Eelam Tamils need a referendum in Sri Lanka
It is plainly obvious that Tamils cannot get justice in the present and unitary majoritarian Sinhala Buddhist state of Sri Lanka.
Over the last 70 over years, Tamils were not only discriminated by the Sinhalese state, but were subjected to genocidal war.
State sponsored attacks and killings took place in 1956, 1958, 1971, 1977, 1983 culminating in the genocidal war between 2006 to 2009.
In the killings and massacres, hundreds and thousands lost their lives including women and children.
Tamil women were mercilessly sexually assaulted and raped. Rape was deliberately used as weapon to subdue the Tamil nation.
In the final genocidal war, between 2006 to 2009, more than 150,000 innocent Tamils were unaccounted for.
The Sri Lankan government has failed to furnish the information to their families and loved ones.
Repeated requests from international bodies including the UN have fallen on the deaf ears of the Sinhala Buddhist regime.
As a result of the defeat of the Tamil national forces in 2009, the traditional Tamil homeland in the north-east of Sri Lanka came to be occupied by the Sri Lankan armed forces.
There are one soldier for six civilians in the north and one soldier for two civilians in the east.
Tamils are virtually living in heavily militarised zone where their homes are occupied, lands being taken away for security reasons and fishing and agricultural activities severely restricted by the movement of the security forces.
It is like the situation of the Palestinians where their homeland is under the permanent siege by the Israeli forces.
It is no different to the undemocratic and illegal annexation of West Papua by Indonesia in 1969 by a sham referendum.
Despite the various political experiments such as federalism and others to address the Tamil national question, one thing is certain.
The racist and religious extremist state are not ready to give an inch to Tamils. On the contrary, the Tamils are seen as the biggest foe of the Sinhala Buddhist state.
Armed struggle was an option that was thrust on the Tamils because of the intolerance and obstinacy on the part of the Sinhala Buddhist majoritarian state.
The UN despite calls for the restoration of human rights and investigation of war crimes lacks the political will to enforce its decisions on those guilty of committing genocidal crimes on the Tamils.
Those individuals who were responsible for the genocidal crimes against the Tamils continue to be protected by the Sri Lankan state. Some of them are being appointed as appointed as foreign envoys.
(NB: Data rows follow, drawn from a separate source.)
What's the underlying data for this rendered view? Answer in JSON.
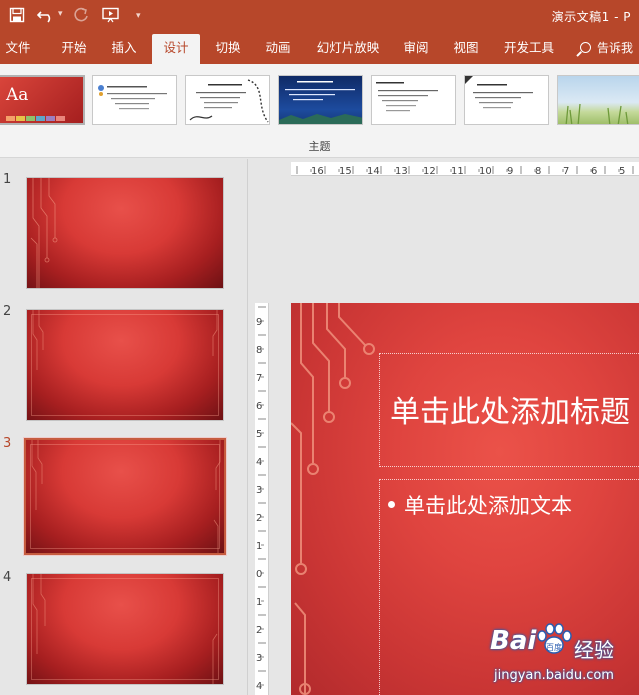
{
  "titlebar": {
    "doc_title": "演示文稿1 - P",
    "accent": "#b7472a"
  },
  "quick_access": [
    "save-icon",
    "undo-icon",
    "redo-icon",
    "present-from-start-icon",
    "customize-qat-icon"
  ],
  "tabs": [
    {
      "label": "文件"
    },
    {
      "label": "开始"
    },
    {
      "label": "插入"
    },
    {
      "label": "设计",
      "active": true
    },
    {
      "label": "切换"
    },
    {
      "label": "动画"
    },
    {
      "label": "幻灯片放映"
    },
    {
      "label": "审阅"
    },
    {
      "label": "视图"
    },
    {
      "label": "开发工具"
    }
  ],
  "tell_me": "告诉我",
  "ribbon": {
    "gallery_label": "主题",
    "selected_theme_text": "Aa",
    "themes": [
      {
        "kind": "current-red"
      },
      {
        "kind": "office-light"
      },
      {
        "kind": "office-curve"
      },
      {
        "kind": "dark-blue"
      },
      {
        "kind": "plain-white"
      },
      {
        "kind": "plain-dark-corner"
      },
      {
        "kind": "field-photo"
      }
    ]
  },
  "slides": [
    {
      "number": "1"
    },
    {
      "number": "2"
    },
    {
      "number": "3",
      "active": true
    },
    {
      "number": "4"
    }
  ],
  "rulers": {
    "horizontal_ticks": [
      "16",
      "15",
      "14",
      "13",
      "12",
      "11",
      "10",
      "9",
      "8",
      "7",
      "6",
      "5"
    ],
    "vertical_ticks": [
      "9",
      "8",
      "7",
      "6",
      "5",
      "4",
      "3",
      "2",
      "1",
      "0",
      "1",
      "2",
      "3",
      "4"
    ]
  },
  "slide_editor": {
    "title_placeholder": "单击此处添加标题",
    "body_placeholder": "单击此处添加文本"
  },
  "watermark": {
    "logo": "Bai",
    "logo_suffix": "百度",
    "brand": "经验",
    "url": "jingyan.baidu.com"
  },
  "colors": {
    "ribbon_bg": "#f3f3f3",
    "slide_red": "#df443f",
    "circuit": "#f0907c"
  }
}
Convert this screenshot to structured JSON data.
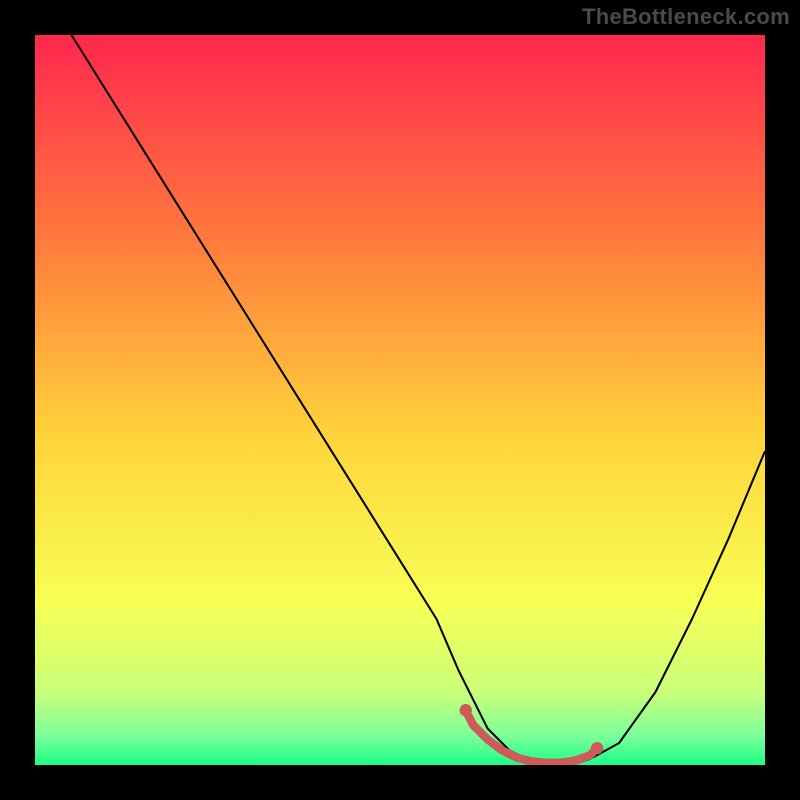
{
  "watermark": "TheBottleneck.com",
  "palette": {
    "background": "#000000",
    "gradient_top": "#ff274f",
    "gradient_upper": "#ff7a3d",
    "gradient_mid": "#ffd43a",
    "gradient_lower": "#f7ff55",
    "gradient_green1": "#caff7a",
    "gradient_green2": "#7cff9a",
    "gradient_bottom": "#1aff86",
    "curve_stroke": "#000000",
    "marker_stroke": "#cf5a5a",
    "marker_fill": "#cf5a5a"
  },
  "chart_data": {
    "type": "line",
    "title": "",
    "xlabel": "",
    "ylabel": "",
    "x_range": [
      0,
      100
    ],
    "y_range": [
      0,
      100
    ],
    "curve": {
      "name": "bottleneck-curve",
      "x": [
        5,
        10,
        15,
        20,
        25,
        30,
        35,
        40,
        45,
        50,
        55,
        58,
        60,
        62,
        65,
        68,
        70,
        72,
        74,
        76,
        80,
        85,
        90,
        95,
        100
      ],
      "y": [
        100,
        92,
        84,
        76,
        68,
        60,
        52,
        44,
        36,
        28,
        20,
        13,
        9,
        5,
        2,
        0.5,
        0,
        0,
        0.2,
        0.8,
        3,
        10,
        20,
        31,
        43
      ]
    },
    "marker_segment": {
      "name": "optimal-range",
      "x": [
        59,
        60,
        62,
        64,
        66,
        68,
        70,
        72,
        74,
        76,
        77
      ],
      "y": [
        7.5,
        5.5,
        3.5,
        2,
        1,
        0.5,
        0.3,
        0.3,
        0.6,
        1.3,
        2.3
      ]
    },
    "marker_endpoints": [
      {
        "x": 59,
        "y": 7.5
      },
      {
        "x": 77,
        "y": 2.3
      }
    ]
  }
}
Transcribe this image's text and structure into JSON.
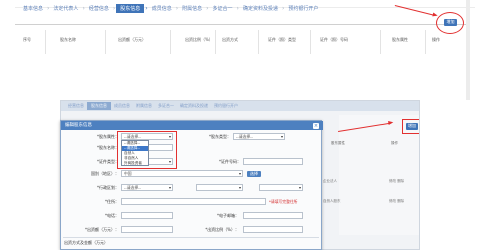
{
  "steps_top": [
    {
      "label": "基本信息",
      "active": false
    },
    {
      "label": "法定代表人",
      "active": false
    },
    {
      "label": "经营信息",
      "active": false
    },
    {
      "label": "股东信息",
      "active": true
    },
    {
      "label": "成员信息",
      "active": false
    },
    {
      "label": "附属信息",
      "active": false
    },
    {
      "label": "多证合一",
      "active": false
    },
    {
      "label": "确定资料及投递",
      "active": false
    },
    {
      "label": "预约银行开户",
      "active": false
    }
  ],
  "table_top": {
    "headers": [
      "序号",
      "股东名称",
      "出资额（万元）",
      "出资比例（%）",
      "出资方式",
      "证件（照）类型",
      "证件（照）号码",
      "股东属性",
      "操作"
    ]
  },
  "add_button_label": "增加",
  "steps_lower": [
    {
      "label": "经营信息",
      "active": false
    },
    {
      "label": "股东信息",
      "active": true
    },
    {
      "label": "成员信息",
      "active": false
    },
    {
      "label": "附属信息",
      "active": false
    },
    {
      "label": "多证合一",
      "active": false
    },
    {
      "label": "确定资料及投递",
      "active": false
    },
    {
      "label": "预约银行开户",
      "active": false
    }
  ],
  "lower_right": {
    "header_attr": "股东属性",
    "header_op": "操作",
    "rows": [
      {
        "attr": "企业法人",
        "op": "修改 删除"
      },
      {
        "attr": "自然人股东",
        "op": "修改 删除"
      }
    ]
  },
  "dialog": {
    "title": "编辑股东信息",
    "close_label": "×",
    "fields": {
      "shareholder_attr": {
        "label": "*股东属性：",
        "value": "--请选择--"
      },
      "shareholder_type": {
        "label": "*股东类型：",
        "value": "--请选择--"
      },
      "shareholder_name": {
        "label": "*股东名称："
      },
      "cert_type": {
        "label": "*证件类型："
      },
      "cert_no": {
        "label": "*证件号码："
      },
      "country": {
        "label": "国别（地区）：",
        "value": "中国"
      },
      "select_button": "选择",
      "region": {
        "label": "*行政区划：",
        "value": "--请选择--"
      },
      "address": {
        "label": "*住所："
      },
      "address_hint": "*请填写完整住所",
      "phone": {
        "label": "*电话："
      },
      "email": {
        "label": "*电子邮箱："
      },
      "capital": {
        "label": "*出资额（万元）："
      },
      "ratio": {
        "label": "*出资比例（%）："
      },
      "section_title": "出资方式及金额（万元）"
    },
    "dropdown_options": [
      {
        "label": "--请选择--",
        "highlighted": false
      },
      {
        "label": "--请选择--",
        "highlighted": true
      },
      {
        "label": "自然人",
        "highlighted": false
      },
      {
        "label": "非自然人",
        "highlighted": false
      },
      {
        "label": "外商投资者",
        "highlighted": false
      }
    ]
  },
  "colors": {
    "active_step": "#3f74b8",
    "annotation": "#e23030",
    "dialog_title": "#4d80c0"
  }
}
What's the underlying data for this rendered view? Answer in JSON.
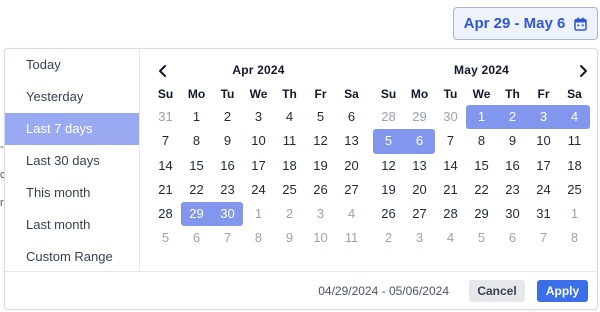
{
  "trigger": {
    "label": "Apr 29 - May 6",
    "icon": "calendar-icon"
  },
  "stray_text": [
    "-",
    "c",
    "r"
  ],
  "ranges": {
    "items": [
      {
        "label": "Today",
        "active": false
      },
      {
        "label": "Yesterday",
        "active": false
      },
      {
        "label": "Last 7 days",
        "active": true
      },
      {
        "label": "Last 30 days",
        "active": false
      },
      {
        "label": "This month",
        "active": false
      },
      {
        "label": "Last month",
        "active": false
      },
      {
        "label": "Custom Range",
        "active": false
      }
    ]
  },
  "weekdays": [
    "Su",
    "Mo",
    "Tu",
    "We",
    "Th",
    "Fr",
    "Sa"
  ],
  "calendars": [
    {
      "title": "Apr 2024",
      "nav": "prev",
      "weeks": [
        [
          {
            "d": "31",
            "off": true
          },
          {
            "d": "1"
          },
          {
            "d": "2"
          },
          {
            "d": "3"
          },
          {
            "d": "4"
          },
          {
            "d": "5"
          },
          {
            "d": "6"
          }
        ],
        [
          {
            "d": "7"
          },
          {
            "d": "8"
          },
          {
            "d": "9"
          },
          {
            "d": "10"
          },
          {
            "d": "11"
          },
          {
            "d": "12"
          },
          {
            "d": "13"
          }
        ],
        [
          {
            "d": "14"
          },
          {
            "d": "15"
          },
          {
            "d": "16"
          },
          {
            "d": "17"
          },
          {
            "d": "18"
          },
          {
            "d": "19"
          },
          {
            "d": "20"
          }
        ],
        [
          {
            "d": "21"
          },
          {
            "d": "22"
          },
          {
            "d": "23"
          },
          {
            "d": "24"
          },
          {
            "d": "25"
          },
          {
            "d": "26"
          },
          {
            "d": "27"
          }
        ],
        [
          {
            "d": "28"
          },
          {
            "d": "29",
            "sel": true,
            "start": true
          },
          {
            "d": "30",
            "sel": true,
            "end": true
          },
          {
            "d": "1",
            "off": true
          },
          {
            "d": "2",
            "off": true
          },
          {
            "d": "3",
            "off": true
          },
          {
            "d": "4",
            "off": true
          }
        ],
        [
          {
            "d": "5",
            "off": true
          },
          {
            "d": "6",
            "off": true
          },
          {
            "d": "7",
            "off": true
          },
          {
            "d": "8",
            "off": true
          },
          {
            "d": "9",
            "off": true
          },
          {
            "d": "10",
            "off": true
          },
          {
            "d": "11",
            "off": true
          }
        ]
      ]
    },
    {
      "title": "May 2024",
      "nav": "next",
      "weeks": [
        [
          {
            "d": "28",
            "off": true
          },
          {
            "d": "29",
            "off": true
          },
          {
            "d": "30",
            "off": true
          },
          {
            "d": "1",
            "sel": true,
            "start": true
          },
          {
            "d": "2",
            "sel": true
          },
          {
            "d": "3",
            "sel": true
          },
          {
            "d": "4",
            "sel": true,
            "end": true
          }
        ],
        [
          {
            "d": "5",
            "sel": true,
            "start": true
          },
          {
            "d": "6",
            "sel": true,
            "end": true
          },
          {
            "d": "7"
          },
          {
            "d": "8"
          },
          {
            "d": "9"
          },
          {
            "d": "10"
          },
          {
            "d": "11"
          }
        ],
        [
          {
            "d": "12"
          },
          {
            "d": "13"
          },
          {
            "d": "14"
          },
          {
            "d": "15"
          },
          {
            "d": "16"
          },
          {
            "d": "17"
          },
          {
            "d": "18"
          }
        ],
        [
          {
            "d": "19"
          },
          {
            "d": "20"
          },
          {
            "d": "21"
          },
          {
            "d": "22"
          },
          {
            "d": "23"
          },
          {
            "d": "24"
          },
          {
            "d": "25"
          }
        ],
        [
          {
            "d": "26"
          },
          {
            "d": "27"
          },
          {
            "d": "28"
          },
          {
            "d": "29"
          },
          {
            "d": "30"
          },
          {
            "d": "31"
          },
          {
            "d": "1",
            "off": true
          }
        ],
        [
          {
            "d": "2",
            "off": true
          },
          {
            "d": "3",
            "off": true
          },
          {
            "d": "4",
            "off": true
          },
          {
            "d": "5",
            "off": true
          },
          {
            "d": "6",
            "off": true
          },
          {
            "d": "7",
            "off": true
          },
          {
            "d": "8",
            "off": true
          }
        ]
      ]
    }
  ],
  "footer": {
    "range_text": "04/29/2024 - 05/06/2024",
    "cancel_label": "Cancel",
    "apply_label": "Apply"
  },
  "colors": {
    "accent": "#3b6ee8",
    "selected_day": "#8196ec",
    "active_range": "#9aaaf2",
    "trigger_text": "#3056d3"
  }
}
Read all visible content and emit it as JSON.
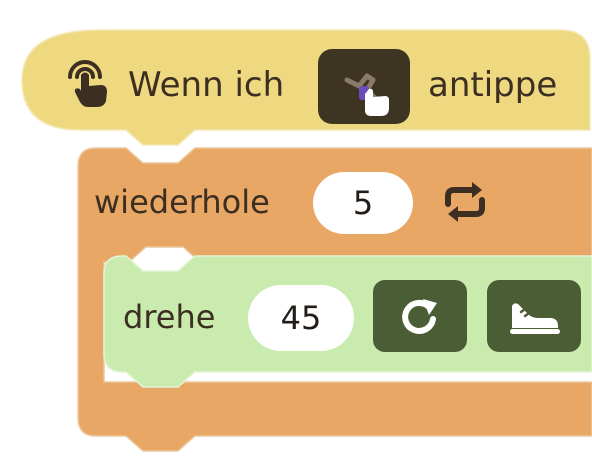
{
  "event_block": {
    "label_before": "Wenn ich",
    "label_after": "antippe",
    "icon": "tap-hand-icon",
    "sprite": "sprite-thumbnail",
    "color": "#efd980"
  },
  "repeat_block": {
    "label": "wiederhole",
    "value": "5",
    "icon": "repeat-icon",
    "color": "#e8a765"
  },
  "turn_block": {
    "label": "drehe",
    "value": "45",
    "rotate_icon": "rotate-clockwise-icon",
    "sprite_icon": "shoe-icon",
    "color": "#c9ecae"
  },
  "colors": {
    "dark_button": "#4b5d35",
    "text": "#3c2f22"
  }
}
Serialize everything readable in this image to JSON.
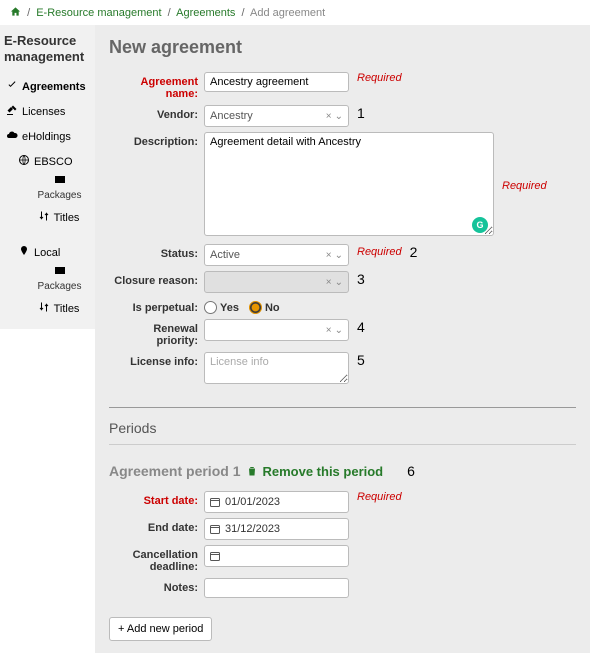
{
  "breadcrumb": {
    "root": "E-Resource management",
    "mid": "Agreements",
    "current": "Add agreement"
  },
  "sidebar": {
    "title": "E-Resource management",
    "agreements": "Agreements",
    "licenses": "Licenses",
    "eholdings": "eHoldings",
    "ebsco": "EBSCO",
    "packages": "Packages",
    "titles": "Titles",
    "local": "Local"
  },
  "main": {
    "title": "New agreement"
  },
  "labels": {
    "agreement_name": "Agreement name:",
    "vendor": "Vendor:",
    "description": "Description:",
    "status": "Status:",
    "closure_reason": "Closure reason:",
    "is_perpetual": "Is perpetual:",
    "renewal_priority": "Renewal priority:",
    "license_info": "License info:",
    "required": "Required",
    "yes": "Yes",
    "no": "No"
  },
  "values": {
    "agreement_name": "Ancestry agreement",
    "vendor": "Ancestry",
    "description": "Agreement detail with Ancestry",
    "status": "Active",
    "license_info_placeholder": "License info"
  },
  "annotations": {
    "a1": "1",
    "a2": "2",
    "a3": "3",
    "a4": "4",
    "a5": "5",
    "a6": "6"
  },
  "periods": {
    "section": "Periods",
    "title": "Agreement period 1",
    "remove": "Remove this period",
    "start_date_label": "Start date:",
    "end_date_label": "End date:",
    "cancel_label": "Cancellation deadline:",
    "notes_label": "Notes:",
    "start_date": "01/01/2023",
    "end_date": "31/12/2023",
    "add_button": "+ Add new period"
  }
}
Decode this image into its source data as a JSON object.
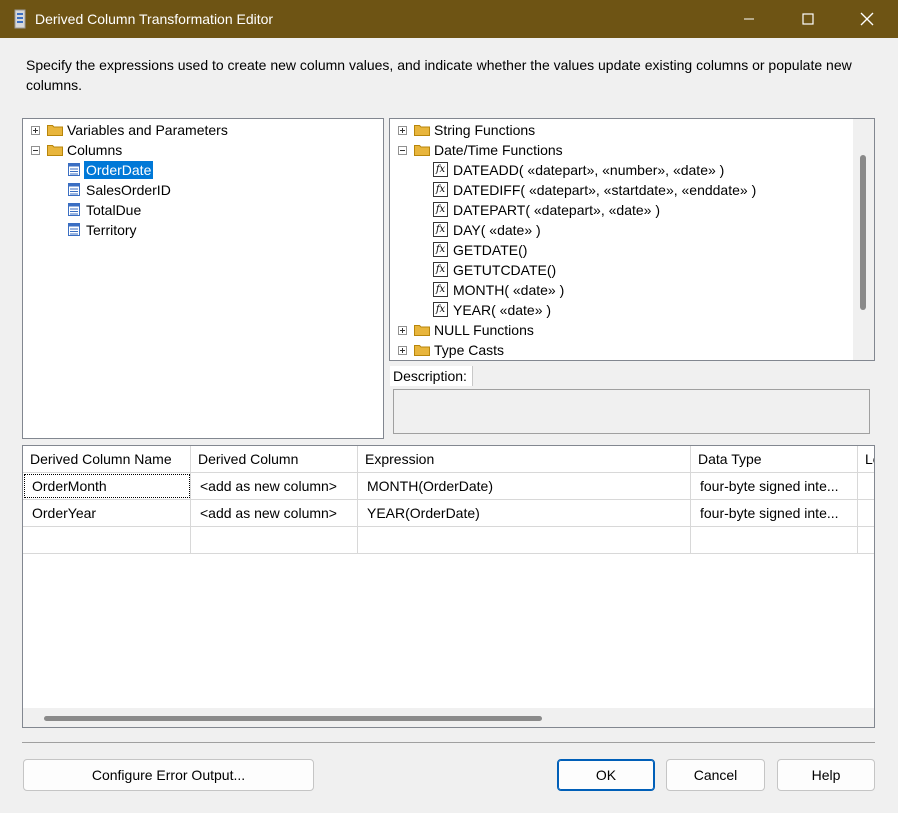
{
  "window": {
    "title": "Derived Column Transformation Editor",
    "minimize": "",
    "maximize": "☐",
    "close": "✕"
  },
  "instructions": "Specify the expressions used to create new column values, and indicate whether the values update existing columns or populate new columns.",
  "left_tree": {
    "variables": "Variables and Parameters",
    "columns": "Columns",
    "column_items": [
      "OrderDate",
      "SalesOrderID",
      "TotalDue",
      "Territory"
    ],
    "selected": "OrderDate"
  },
  "right_tree": {
    "string_functions": "String Functions",
    "datetime_functions": "Date/Time Functions",
    "functions": [
      "DATEADD( «datepart», «number», «date» )",
      "DATEDIFF( «datepart», «startdate», «enddate» )",
      "DATEPART( «datepart», «date» )",
      "DAY( «date» )",
      "GETDATE()",
      "GETUTCDATE()",
      "MONTH( «date» )",
      "YEAR( «date» )"
    ],
    "null_functions": "NULL Functions",
    "type_casts": "Type Casts",
    "fx_glyph": "fx"
  },
  "description": {
    "label": "Description:",
    "value": ""
  },
  "grid": {
    "headers": [
      "Derived Column Name",
      "Derived Column",
      "Expression",
      "Data Type",
      "Le"
    ],
    "rows": [
      [
        "OrderMonth",
        "<add as new column>",
        "MONTH(OrderDate)",
        "four-byte signed inte..."
      ],
      [
        "OrderYear",
        "<add as new column>",
        "YEAR(OrderDate)",
        "four-byte signed inte..."
      ]
    ]
  },
  "buttons": {
    "configure_error": "Configure Error Output...",
    "ok": "OK",
    "cancel": "Cancel",
    "help": "Help"
  },
  "colors": {
    "titlebar": "#6e5414",
    "selection": "#0078d7",
    "ok_border": "#005fb8",
    "folder": "#e8b53c"
  }
}
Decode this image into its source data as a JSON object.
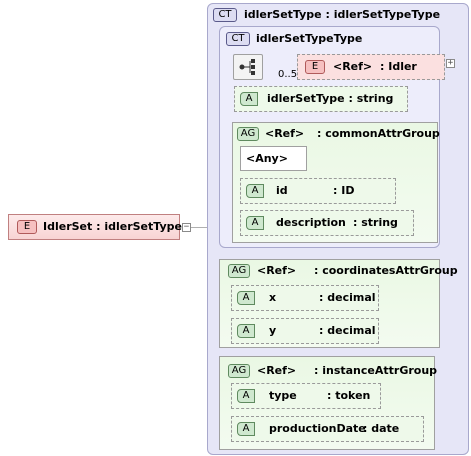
{
  "root_element": {
    "badge": "E",
    "label": "IdlerSet : idlerSetType"
  },
  "complex_type": {
    "badge": "CT",
    "label": "idlerSetType : idlerSetTypeType",
    "inner": {
      "badge": "CT",
      "label": "idlerSetTypeType",
      "sequence": {
        "multiplicity": "0..5"
      },
      "ref_element": {
        "badge": "E",
        "ref": "<Ref>",
        "label": ": Idler"
      },
      "attr_idlerSetType": {
        "badge": "A",
        "label": "idlerSetType : string"
      },
      "common_group": {
        "badge": "AG",
        "ref": "<Ref>",
        "label": ": commonAttrGroup",
        "any": "<Any>",
        "attrs": [
          {
            "badge": "A",
            "name": "id",
            "type": ": ID"
          },
          {
            "badge": "A",
            "name": "description",
            "type": ": string"
          }
        ]
      }
    },
    "coordinates_group": {
      "badge": "AG",
      "ref": "<Ref>",
      "label": ": coordinatesAttrGroup",
      "attrs": [
        {
          "badge": "A",
          "name": "x",
          "type": ": decimal"
        },
        {
          "badge": "A",
          "name": "y",
          "type": ": decimal"
        }
      ]
    },
    "instance_group": {
      "badge": "AG",
      "ref": "<Ref>",
      "label": ": instanceAttrGroup",
      "attrs": [
        {
          "badge": "A",
          "name": "type",
          "type": ": token"
        },
        {
          "badge": "A",
          "name": "productionDate",
          "type": ": date"
        }
      ]
    }
  },
  "colors": {
    "ct_fill": "#e8e8f8",
    "ct_border": "#9a9ac0",
    "ag_fill_top": "#e6f6e0",
    "element_fill": "#fbe0e0",
    "attr_fill": "#eef9ea"
  },
  "toggles": {
    "collapse": "−",
    "expand": "+"
  }
}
Tamils in Sri Lanka and their Diaspora have reached a conclusion that there is no way for them to lead a life of dignity and decency in the present political set up of Sri Lanka.
In short, they don’t want to be ruled and subject to continuous humiliation by the Sinhala Buddhist majoritarian state of Sri Lanka.
The future survival of the Tamil race is at stake in Sri Lanka.
Seven decades were more enough to have put up with the misery, shame and indignity under the racist and extremist Sinhala Buddhist regime.
Tamils want to chart their own political course to determine their destiny. They want to opt for a separate rule through the democratic process of a referendum.
It is not an unusual demand. Tamils have all the attributes of a nation—language, religion, territory, history—to demand a separate political solution.
Asking for a referendum is not something unusual, countries such as Montenegro, Eriteria, East Timor and Slovenia gained independence by way of referendum.
Even Scotland and the province of Quebec in Canada sought referendum for independence but failed to get the necessary support.
The call for a democratic mechanism to support the call for a referendum has gained momentum over the years especially so after the Tamils suffered the horrors of the civil war in 2009.
In the recent years, hundreds of Tamil diaspora organisations voted overwhelmingly in support of a referendum for Eelam Tamils.
The move in the direction of a referendum for Eelam Tamils has been strengthened by resolutions in the Tamil Nadu state assembly in 2013 and in the Canadian Parliament in 2019.
These resolutions called for a thorough investigation of the war crimes committed by the Sri Lankan government particularly those responsible for prosecuting the war against the Tamils.